I am afraid I have less to say about the W66’s sound than you might expect – and this is always good news. Digital dubs of CDs were indistinguishable from the sources, even when played on the original machine.

A little more surprisingly, I found CD copies that I made via analog connection to be virtually as transparent – other than a scant increase in background noise, really audible only on headphones – as long as I was careful about maintaining good record levels while avoiding overs. (It is worth noting that my usual reference CD player is also a Sony – its top ES model from nearly 10 years ago, but still one of the best-sounding units I have encountered.)

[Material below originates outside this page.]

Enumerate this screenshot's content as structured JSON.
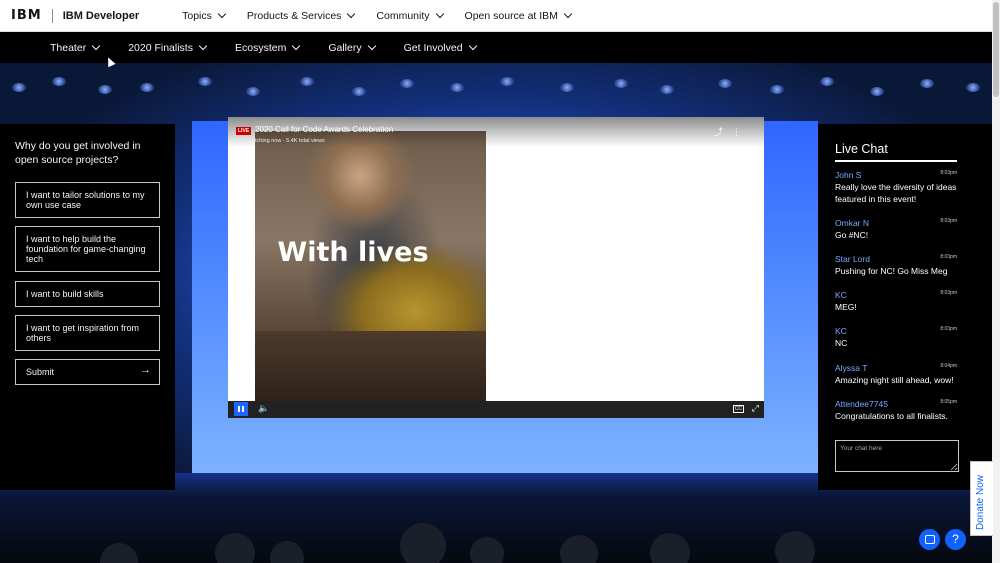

My studio is strictly a 16-bit shop, so I was not able to try the Sony’s Super Bit-Mapping capabilities with extended word-length material; but based on a few experiences with SBM at other sites, and with Sony’s own SBM CD productions from back catalog recordings, I would be willing to bet that this would prove a valuable feature.

As noted, when recording 44.1 kHz sources, the Sony can pass the bitstream through directly or can process and reclock the signal through its SBM digital filter. I dubbed a couple of snippets of an acoustic guitar-and-voice stereo master with which I am extremely familiar from my digital mixer to the Sony, both ways.

In general, I preferred the nondirect dubs – those using the SBM filter – to the 44.1kHz direct dubs. They were not exactly quieter per se, but I did sense – barely – a smoother, less-grainy quality overall. Very interesting.

The W66’s onboard limiter and EQ worked pretty much as expected. The recorder’s DSP tone-shaping worked just fine, and did not appear to impinge on signal integrity. Even most home studios today will have access to DSP EQ and limiting that are at least as flexible as those incorporated into the Sony.

I suspect that most users would stick with these when mastering down to CD, preferring the familiar, but it is handy to have these functions onboard the burner, for situations away from home, or when the “big rig” is not available or not worth the bother of booting up.

The limiter sounded good, too: quite transparent and artifact-free when “softening” analog source recordings I tried with deliberately overbaked levels. Sony’s manual claims, “Limiter soft clipping is an effect resembling saturation on a tape recorder …” I do not think the CDR-W66’s 2:1 limiting is going to replace anybody’s favorite tube/optical limiter in the mastering chain, but it is a useful tool.

In the end, I wound up liking Sony’s pro CD recorder a good deal. I expect I would still use my Mac-based burner for churning out quick-and-dirty refs, casual copies of my own stuff, or car trip compilations – all at up to 8x real time.

But if called upon to send a demo to the A&R guy at Evil-Empire Records Ltd., I would definitely use the CDR-W66; it might just sound better and I would want to exploit every potential edge, real or imagined, available to me.

This is a rather nice piece of gear: well-conceived, very well-executed and fairly priced. If you already have an audio burner in use, you probably don’t literally need one, but if you do not, or if you are due for an upgrade, Sony’s got your number.